The No. 1-ranked player in the world, Woods is tied with McIlroy, who also shot 73-70.
"I'm very happy," said McIlroy, No. 2 in the world. "Right in there for the weekend. I don't think I'll be too far away by the end of the day. In a nice position going into the last two days."
That would be the same for Woods, assuming he can move past the elbow issue that is clearly bothering him but he is not divulging much about.
Woods said the injury, which was not noticed until he hit a shot out of the rough on the first hole Thursday, first occurred "a few weeks ago." He said it happened at The Players Championship but did not disclose when or where.

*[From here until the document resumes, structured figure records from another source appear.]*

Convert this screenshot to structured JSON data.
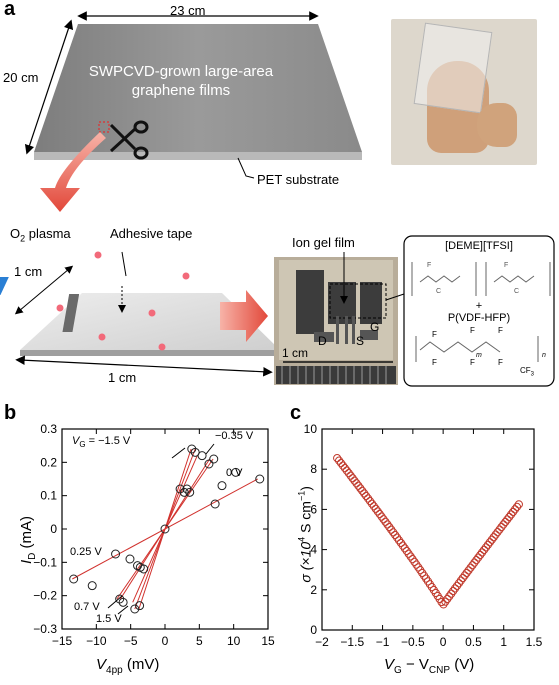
{
  "panel_a": {
    "label": "a",
    "film": {
      "width_label": "23 cm",
      "height_label": "20 cm",
      "title_line1": "SWPCVD-grown large-area",
      "title_line2": "graphene films",
      "substrate_label": "PET substrate"
    },
    "device": {
      "plasma_label": "O",
      "plasma_sub": "2",
      "plasma_suffix": " plasma",
      "tape_label": "Adhesive tape",
      "side1_label": "1 cm",
      "side2_label": "1 cm"
    },
    "photo": {
      "gel_label": "Ion gel film",
      "scale_label": "1 cm",
      "d_label": "D",
      "s_label": "S",
      "g_label": "G"
    },
    "chem": {
      "title": "[DEME][TFSI]",
      "plus": "+",
      "polymer": "P(VDF-HFP)",
      "f": "F",
      "cf3": "CF",
      "cf3_sub": "3",
      "m": "m",
      "n": "n",
      "ion_left1": "F",
      "ion_left2": "C",
      "ion_right1": "F",
      "ion_right2": "C"
    },
    "colors": {
      "film": "#8c8c8c",
      "arrow": "#e8584a",
      "tape": "#2a7fd4",
      "dot": "#f26a7a"
    }
  },
  "panel_b": {
    "label": "b",
    "chart_data": {
      "type": "scatter",
      "xlabel_main": "V",
      "xlabel_sub": "4pp",
      "xlabel_unit": " (mV)",
      "ylabel_main": "I",
      "ylabel_sub": "D",
      "ylabel_unit": " (mA)",
      "xlim": [
        -15,
        15
      ],
      "ylim": [
        -0.3,
        0.3
      ],
      "xticks": [
        -15,
        -10,
        -5,
        0,
        5,
        10,
        15
      ],
      "yticks": [
        -0.3,
        -0.2,
        -0.1,
        0,
        0.1,
        0.2,
        0.3
      ],
      "series": [
        {
          "name": "−1.5 V",
          "x": [
            -3.8,
            0,
            3.8
          ],
          "y": [
            -0.24,
            0,
            0.24
          ]
        },
        {
          "name": "−0.35 V",
          "x": [
            -4.7,
            0,
            4.7
          ],
          "y": [
            -0.22,
            0,
            0.22
          ]
        },
        {
          "name": "0 V",
          "x": [
            -7,
            0,
            7
          ],
          "y": [
            -0.21,
            0,
            0.21
          ]
        },
        {
          "name": "0.25 V",
          "x": [
            -13.5,
            0,
            13.5
          ],
          "y": [
            -0.15,
            0,
            0.15
          ]
        },
        {
          "name": "0.7 V",
          "x": [
            -6.5,
            0,
            6.5
          ],
          "y": [
            -0.21,
            0,
            0.21
          ]
        },
        {
          "name": "1.5 V",
          "x": [
            -4.4,
            0,
            4.4
          ],
          "y": [
            -0.24,
            0,
            0.24
          ]
        }
      ],
      "markers": [
        [
          -13.3,
          -0.15
        ],
        [
          -10.6,
          -0.17
        ],
        [
          -7.2,
          -0.075
        ],
        [
          -5.1,
          -0.09
        ],
        [
          -4,
          -0.11
        ],
        [
          -3.6,
          -0.115
        ],
        [
          -3.1,
          -0.12
        ],
        [
          -4.4,
          -0.24
        ],
        [
          -3.7,
          -0.23
        ],
        [
          -6.6,
          -0.21
        ],
        [
          -6.1,
          -0.22
        ],
        [
          0,
          0
        ],
        [
          2.2,
          0.12
        ],
        [
          2.8,
          0.11
        ],
        [
          3.2,
          0.12
        ],
        [
          3.6,
          0.11
        ],
        [
          7.3,
          0.075
        ],
        [
          8.3,
          0.13
        ],
        [
          10.3,
          0.17
        ],
        [
          13.8,
          0.15
        ],
        [
          3.9,
          0.24
        ],
        [
          4.4,
          0.23
        ],
        [
          5.4,
          0.22
        ],
        [
          7.1,
          0.21
        ],
        [
          6.4,
          0.195
        ]
      ],
      "annotations": {
        "vg_main": "V",
        "vg_sub": "G",
        "vg_value": " = −1.5 V",
        "a035": "−0.35 V",
        "a0": "0 V",
        "a025": "0.25 V",
        "a07": "0.7 V",
        "a15": "1.5 V"
      }
    }
  },
  "panel_c": {
    "label": "c",
    "chart_data": {
      "type": "scatter",
      "xlabel_main": "V",
      "xlabel_sub1": "G",
      "xlabel_mid": " − V",
      "xlabel_sub2": "CNP",
      "xlabel_unit": " (V)",
      "ylabel_prefix": "σ (×10",
      "ylabel_exp": "4",
      "ylabel_mid": " S cm",
      "ylabel_exp2": "−1",
      "ylabel_suffix": ")",
      "xlim": [
        -2,
        1.5
      ],
      "ylim": [
        0,
        10
      ],
      "xticks": [
        -2,
        -1.5,
        -1,
        -0.5,
        0,
        0.5,
        1,
        1.5
      ],
      "yticks": [
        0,
        2,
        4,
        6,
        8,
        10
      ],
      "color": "#c0392b",
      "curve": {
        "x_min": -1.75,
        "x_max": 1.25,
        "y_at_left": 8.55,
        "y_min": 1.25,
        "y_at_right": 6.25
      }
    }
  }
}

The injury, Woods said, would not prevent him from playing if it were a regular event, and he has a simple outlook for the weekend.
"Just keep grinding," he said. "You just don't ever know what the winning score is going to be. You don't know if the guys are going to come back. We have a long way to go, and these conditions aren't going to get any easier. They're going to get more difficult. As the fairways start drying out, the ball is going to pick up mud and you're going to get bad breaks."
Mickelson, who turns 43 on Sunday, is attempting to win his first U.S. Open after a record five runner-up finishes without a victory.
"It feels good being in contention heading into the weekend," he said. "There are a lot of players right there, around par, a couple over. I think this golf course provides a chance to shoot a low round, even though not many players have done it and it's difficult. If you play good golf, there's a lot of birdie holes where you can make birdies and shoot a 60s round. The hard holes are very tough pars."
Information from The Associated Press was used in this report.